The effect of the Earths gravity on the "lift" or head pressure is fairly simple; for every vertical foot of distance the pump moves the water you are adding one foot of head pressure so the ratio is a 1:1 ratio. The effects of the friction, caused by water as it travels through your hose or pipes, on the total head pressure is a little more difficult to calculate especially as there are slight variations in pipe friction in different hose materials and the smoothness of the inner bore. Basically. for every ten feet of pipe through which the water has to travel travel horizontally will contribute 1 foot of head height; the ratio of the pipe friction loss is a 10:1 ratio.

Plumbing fixtures and bends and corners in your hose also increase the total head you must calculate to ensure the proper final volume from your pump. Every corner with a 90 degree elbow in your plumbing will add 1 foot of head pressure  with a 1:1 ratio. 45 degree elbows, tees and even insert couplers can all have an impact on the final flow.
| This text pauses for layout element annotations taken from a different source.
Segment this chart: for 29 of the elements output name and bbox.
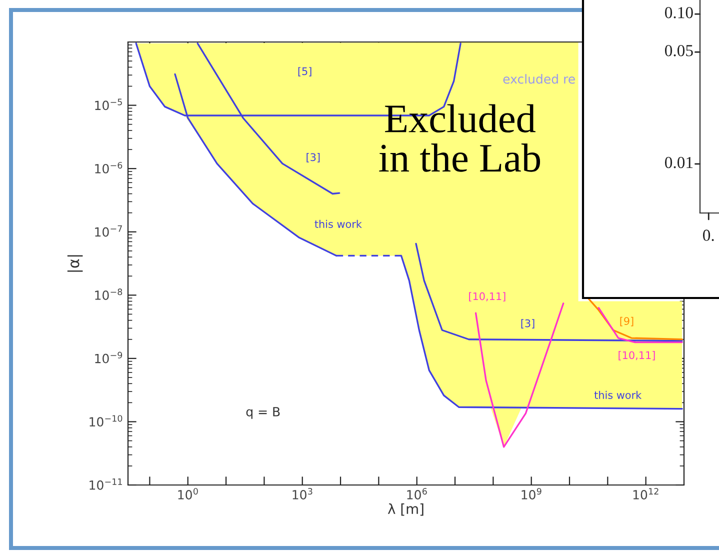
y-tick-label: 10$^{−6}$ (95, 162, 122, 174)
x-tick-label: 10$^{0}$ (178, 488, 198, 500)
x-tick-label: 10$^{6}$ (407, 488, 427, 500)
annotation: excluded re (503, 74, 575, 84)
text: 0. (703, 230, 714, 242)
y-tick-label: 10$^{−5}$ (95, 98, 122, 110)
annotation: 0.01 (665, 156, 693, 168)
y-axis-title: |α| (67, 255, 83, 272)
y-tick-label: 10$^{−10}$ (90, 415, 122, 427)
annotation: Excluded in the Lab (379, 104, 540, 172)
annotation: [3] (306, 153, 320, 162)
y-tick-label: 10$^{−8}$ (95, 288, 122, 300)
annotation: [10,11] (469, 292, 506, 302)
annotation: this work (594, 390, 642, 399)
x-tick-label: 10$^{3}$ (292, 488, 312, 500)
annotation: [9] (620, 316, 634, 326)
annotation: q = B (246, 407, 280, 419)
annotation: 0.05 (665, 45, 693, 56)
y-tick-label: 10$^{−7}$ (95, 225, 122, 237)
x-axis-title: λ [m] (388, 503, 424, 516)
x-tick-label: 10$^{12}$ (633, 488, 658, 500)
annotation: [3] (521, 319, 534, 328)
annotation: [10,11] (618, 351, 655, 360)
y-tick-label: 10$^{−11}$ (90, 478, 122, 490)
text: 0.10 (665, 6, 693, 18)
annotation: this work (314, 220, 362, 228)
annotation: [5] (298, 67, 312, 76)
x-tick-label: 10$^{9}$ (522, 488, 542, 500)
y-tick-label: 10$^{−9}$ (95, 352, 122, 364)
If you install a pump 40 feet away from the top of your waterfall which is 6 feet above the pump and the tubing is a single run of 40 feet horizontally then you add 4 feet of head for the tubing length (the 10:1 ratio) to the 6 foot differnetial between the pump location and the final height of the waterfall so your final total dynamic head calculation would be 10 feet. This means your final volume of water flow in this water feature or application would be the volume of flow on the performance curve that equaled the gallons per hour at 16 feet. This volume will certainly be much less than the initial volume the pump can move at an open flow or a zero head.
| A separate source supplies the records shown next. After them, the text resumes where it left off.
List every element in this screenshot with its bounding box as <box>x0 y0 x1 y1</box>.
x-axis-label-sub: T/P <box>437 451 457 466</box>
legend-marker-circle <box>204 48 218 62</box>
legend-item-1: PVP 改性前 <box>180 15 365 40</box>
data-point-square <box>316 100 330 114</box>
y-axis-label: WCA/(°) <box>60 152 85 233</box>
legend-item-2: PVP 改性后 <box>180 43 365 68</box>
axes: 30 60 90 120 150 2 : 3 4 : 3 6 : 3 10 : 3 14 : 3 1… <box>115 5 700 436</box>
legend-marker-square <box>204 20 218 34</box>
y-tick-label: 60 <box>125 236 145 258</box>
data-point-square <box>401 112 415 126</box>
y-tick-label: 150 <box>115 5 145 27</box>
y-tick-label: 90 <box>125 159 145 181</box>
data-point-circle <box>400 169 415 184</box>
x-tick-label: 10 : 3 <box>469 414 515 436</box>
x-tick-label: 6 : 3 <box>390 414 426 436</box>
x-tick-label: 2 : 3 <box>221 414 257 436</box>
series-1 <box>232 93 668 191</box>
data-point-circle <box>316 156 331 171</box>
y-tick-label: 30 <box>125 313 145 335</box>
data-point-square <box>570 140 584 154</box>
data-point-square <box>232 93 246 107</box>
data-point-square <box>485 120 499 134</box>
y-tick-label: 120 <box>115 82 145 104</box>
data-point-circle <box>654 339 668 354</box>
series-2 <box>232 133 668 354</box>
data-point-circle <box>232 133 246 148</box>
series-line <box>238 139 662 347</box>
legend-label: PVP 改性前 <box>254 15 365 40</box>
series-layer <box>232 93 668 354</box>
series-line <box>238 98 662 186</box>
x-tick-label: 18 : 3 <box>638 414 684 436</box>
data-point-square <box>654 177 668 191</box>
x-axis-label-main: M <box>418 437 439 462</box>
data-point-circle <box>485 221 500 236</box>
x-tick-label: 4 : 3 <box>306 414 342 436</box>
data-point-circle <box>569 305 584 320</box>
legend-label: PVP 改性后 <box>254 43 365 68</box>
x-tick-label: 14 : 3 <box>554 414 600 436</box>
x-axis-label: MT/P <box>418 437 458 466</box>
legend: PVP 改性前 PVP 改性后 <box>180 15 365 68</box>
If in the above example your 40 feet of horizontal tubing run also required 3 elbows of 90 degrees then an additional 3 feet of theoretical head would be added and your final flow result would be at 19 feet on the performance curve of the pump. In this example you would want to choose a pump that has the desired GPH rating at 9 feet of head pressure.  Tubing size is also an important factor in accounting for head pressure loss, in general you should never reduce the diameter of the tubing below what the output size of the pump is, this will drastically increase head pressure, and reduce pump performance.  For maximum pump performance, using the largest tubing that is practical is the best choice. A best practice is to use a hose with an inner diameter that is the same as your pumps outlet fitting.